Within systematic sampling, as with other sampling methods, a target population must be selected prior to selecting participants. A population can be identified based on any number of desired characteristics that suit the purpose of the study being conducted. Some selection criteria may include age, gender, race, location, education level and/or profession.

• Systematic sampling is a type of probability sampling method in which sample members from a larger population are selected according to a random starting point but with a fixed, periodic interval (the sampling interval).
• Because of its simplicity, systematic sampling is popular with researchers.
• Other advantages of this methodology include eliminating the phenomenon of clustered selection and a low probability of contaminating data.
• Disadvantages include over- or under-representation of particular patterns and a greater risk of data manipulation.

As a hypothetical example of systematic sampling, assume that in a population of 10,000 people, a statistician selects every 100th person for sampling. The sampling intervals can also be systematic, such as choosing a new sample to draw from every 12 hours.

As another example, if you wanted to select a random group of 1,000 people from a population of 50,000 using systematic sampling, all the potential participants must be placed in a list and a starting point would be selected. Once the list is formed, every 50th person on the list (starting the count at the selected starting point) would be chosen as a participant, since 50,000/1,000 = 50. For example, if the selected starting point was 20, the 70th person on the list would be chosen followed by the 120th, and so on. Once the end of the list was reached and if additional participants are required, the count loops to the beginning of the list to finish the count.

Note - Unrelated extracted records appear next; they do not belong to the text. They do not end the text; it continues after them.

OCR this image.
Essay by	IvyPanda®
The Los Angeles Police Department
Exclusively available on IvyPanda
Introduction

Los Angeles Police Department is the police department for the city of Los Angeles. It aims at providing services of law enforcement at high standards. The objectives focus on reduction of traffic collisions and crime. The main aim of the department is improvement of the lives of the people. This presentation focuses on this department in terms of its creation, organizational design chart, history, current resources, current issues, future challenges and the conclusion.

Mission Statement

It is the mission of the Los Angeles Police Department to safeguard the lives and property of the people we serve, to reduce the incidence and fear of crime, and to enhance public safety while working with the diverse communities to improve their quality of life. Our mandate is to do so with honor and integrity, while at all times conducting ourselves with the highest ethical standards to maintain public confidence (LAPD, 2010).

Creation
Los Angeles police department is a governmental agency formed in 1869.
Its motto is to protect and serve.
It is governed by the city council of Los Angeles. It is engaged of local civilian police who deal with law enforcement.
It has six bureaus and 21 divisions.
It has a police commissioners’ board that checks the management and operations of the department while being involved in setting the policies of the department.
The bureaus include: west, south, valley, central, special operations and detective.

Systematic sampling and cluster sampling differ in how they pull sample points from the population included in the sample. Cluster sampling breaks the population down into clusters, while systematic sampling uses fixed intervals from the larger population to create the sample. Systematic sampling selects a random starting point from the population, and then a sample is taken from regular fixed intervals of the population depending on its size. Cluster sampling divides the population into clusters and then takes a simple random sample from each cluster.

Cluster sampling is considered less precise than other methods of sampling. However, it may save costs on obtaining a sample. Cluster sampling is a two-step sampling procedure. It may be used when completing a list of the entire population is difficult. For example, it could be difficult to construct the entire population of the customers of a grocery store to interview. However, a person could create a random subset of stores, which is the first step in the process. The second step is to interview a random sample of the customers of those stores. This is a simple manual process that can save time and money.

One risk that statisticians must consider when conducting systematic sampling involves how the list used with the sampling interval is organized. If the population placed on the list is organized in a cyclical pattern that matches the sampling interval, the selected sample may be biased. For example, a company's human resources department wants to pick a sample of employees and ask how they feel about company policies. Employees are grouped in teams of 20, with each team headed by a manager. If the list used to pick the sample size is organized with teams clustered together, the statistician risks picking only managers (or no managers at all) depending on the sampling interval.